Axel Kaiser considera que la actual caída de los precios de los commodities podría derivar en que los gobiernos de la región se vean en la obligación de reducir el gasto público y la intervención del Estado en la economía.

Por Axel Kaiser

Históricamente los ciclos políticos y económicos en América Latina han estado estrechamente ligados a los precios de las materias primas en el mercado internacional. Gobiernos latinoamericanos de distintos colores políticos han aprovechado los altos precios de los commodities para mantener redes clientelares con el fin de perpetuarse en el poder. Lo anterior ha impedido la consolidación de estrategias de desarrollo de largo plazo prolongando la dependencia de las materias primas, fenómeno que ha sido calificado por el Programa para el Desarrollo de las Naciones Unidas (PNUD), como “la maldición de las materias primas”.

La experiencia de países como Noruega y Australia, ambos ricos en recursos naturales, confirman el negativo diagnóstico sobre América Latina. El país nórdico ha sabido administrar su riqueza petrolera experimentando un aumento sostenido del PIB per cápita que en los últimos treinta años pasó de un 90% de la media de los países de la OECD a un 150%.

Pero también en Latinoamérica parece haber una excepción a la llamada “maldición de las materias primas”. Se trata de Chile, país que en treinta años ha logrado reducir la ponderación del el cobre en las exportaciones de un 90% a un 40%. A ello se suma un ahorro de más de 20 mil millones de dólares realizado por el fisco chileno con recursos derivados de los precios récord que ha alcanzado el cobre en los últimos tres años, lo cual lo convierte en el país latinoamericano mejor preparado para enfrentar la crisis mundial.

Los casos mencionados contrastan drásticamente con lo que ocurre en otros países de la región, entre los cuales Venezuela constituye el caso más extremo. En el país caribeño, a pesar de un incremento sin precedentes en el precio del petróleo —de 10 dólares el barril cuando asumió el poder Hugo Chávez en 1999 a más de 100 dólares el 2008— las condiciones económicas se han deteriorado de manera alarmante. El excesivo gasto del gobierno ha generado un déficit fiscal cercano al 7,5% del PIB y ha presionado la inflación a niveles cercanos al 30%. A lo anterior se suman fugas masivas de inversión extranjera, cierre de miles de empresas y una caída vertiginosa del PIB real.

En países como Bolivia y Ecuador por otra parte, los gobernantes han seguido la senda del “socialismo del siglo XXI” de Chávez con nacionalización de recursos naturales, aplicación de tributos con efectos retroactivos, amenaza a los inversionistas y atentados contra la propiedad privada, todo con efectos nefastos para las economías locales.

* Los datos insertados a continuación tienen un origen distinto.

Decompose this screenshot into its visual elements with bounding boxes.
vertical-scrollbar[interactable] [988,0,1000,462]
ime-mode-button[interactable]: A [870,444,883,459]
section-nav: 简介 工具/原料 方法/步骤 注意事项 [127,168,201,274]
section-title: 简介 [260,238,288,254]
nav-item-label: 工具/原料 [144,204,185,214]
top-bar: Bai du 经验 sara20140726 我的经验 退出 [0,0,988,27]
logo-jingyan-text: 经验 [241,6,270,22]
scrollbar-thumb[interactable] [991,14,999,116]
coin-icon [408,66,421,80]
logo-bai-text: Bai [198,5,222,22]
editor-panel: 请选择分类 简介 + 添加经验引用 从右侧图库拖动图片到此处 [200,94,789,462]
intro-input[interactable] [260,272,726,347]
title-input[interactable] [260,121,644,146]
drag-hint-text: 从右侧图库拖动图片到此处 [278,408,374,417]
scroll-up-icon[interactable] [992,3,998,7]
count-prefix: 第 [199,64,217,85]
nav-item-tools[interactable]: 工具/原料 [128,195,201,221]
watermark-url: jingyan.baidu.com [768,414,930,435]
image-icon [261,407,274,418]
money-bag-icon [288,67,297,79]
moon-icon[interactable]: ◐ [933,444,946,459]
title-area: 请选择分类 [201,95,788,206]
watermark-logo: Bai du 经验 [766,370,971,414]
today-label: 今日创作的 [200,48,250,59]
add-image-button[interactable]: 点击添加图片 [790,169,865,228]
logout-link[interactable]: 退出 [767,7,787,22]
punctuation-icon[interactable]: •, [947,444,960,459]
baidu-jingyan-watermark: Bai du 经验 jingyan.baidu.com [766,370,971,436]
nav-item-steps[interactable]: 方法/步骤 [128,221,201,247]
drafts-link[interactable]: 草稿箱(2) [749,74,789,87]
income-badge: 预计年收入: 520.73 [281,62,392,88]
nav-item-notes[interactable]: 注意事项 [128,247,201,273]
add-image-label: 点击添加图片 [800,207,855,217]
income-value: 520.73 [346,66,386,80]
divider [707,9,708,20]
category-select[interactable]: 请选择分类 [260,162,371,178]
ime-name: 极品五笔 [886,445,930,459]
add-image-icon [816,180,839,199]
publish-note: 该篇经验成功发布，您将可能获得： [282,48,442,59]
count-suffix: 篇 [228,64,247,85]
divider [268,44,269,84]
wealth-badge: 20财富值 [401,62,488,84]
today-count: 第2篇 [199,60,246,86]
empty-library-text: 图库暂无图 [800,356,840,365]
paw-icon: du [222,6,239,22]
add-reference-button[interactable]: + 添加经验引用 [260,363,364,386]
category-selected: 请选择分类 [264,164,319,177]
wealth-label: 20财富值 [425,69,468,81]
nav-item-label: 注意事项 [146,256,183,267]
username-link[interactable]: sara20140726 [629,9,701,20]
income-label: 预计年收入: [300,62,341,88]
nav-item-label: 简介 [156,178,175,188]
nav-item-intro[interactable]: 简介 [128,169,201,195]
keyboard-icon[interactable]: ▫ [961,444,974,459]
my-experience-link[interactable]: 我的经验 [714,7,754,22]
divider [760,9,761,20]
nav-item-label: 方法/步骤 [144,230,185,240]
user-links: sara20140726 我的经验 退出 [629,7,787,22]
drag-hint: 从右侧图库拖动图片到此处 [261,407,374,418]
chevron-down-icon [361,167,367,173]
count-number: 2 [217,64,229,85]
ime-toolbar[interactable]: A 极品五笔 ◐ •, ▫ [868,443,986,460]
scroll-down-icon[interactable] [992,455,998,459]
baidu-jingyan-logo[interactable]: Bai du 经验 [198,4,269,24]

Recursos naturales como el gas boliviano y el petróleo ecuatoriano han sido factores determinantes en la retórica y política de los presidentes Morales y Correa.

En Argentina, hoy golpeada por una inflación cercana al 20% en gran medida producto de un excesivo gasto público, el conflicto entre el gobierno de Cristina Kirchner y el sector agrícola a mediados de año fue detonado por la pretensión del gobierno de expropiar parte importante de la producción de granos, que han alcanzado precios récord en el mercado internacional.

En ese contexto, el desplome en el precio de los commodities producto de la crisis financiera mundial podría generar efectos positivos inesperados en varios países latinoamericanos. Con menor cantidad de recursos disponibles para mantener redes asistencialistas y promover proyectos político —económicos radicales como el denominado “socialismo del siglo XXI”, es seguro que el margen de acción de gobiernos con vocación populista e intervencionista se reduzca considerablemente. La escasez de recursos forzará así a llevar manejos económicos más prudentes en orden a evitar crisis económicas y sociales que podrían amenazar incluso la continuidad de algunos gobiernos.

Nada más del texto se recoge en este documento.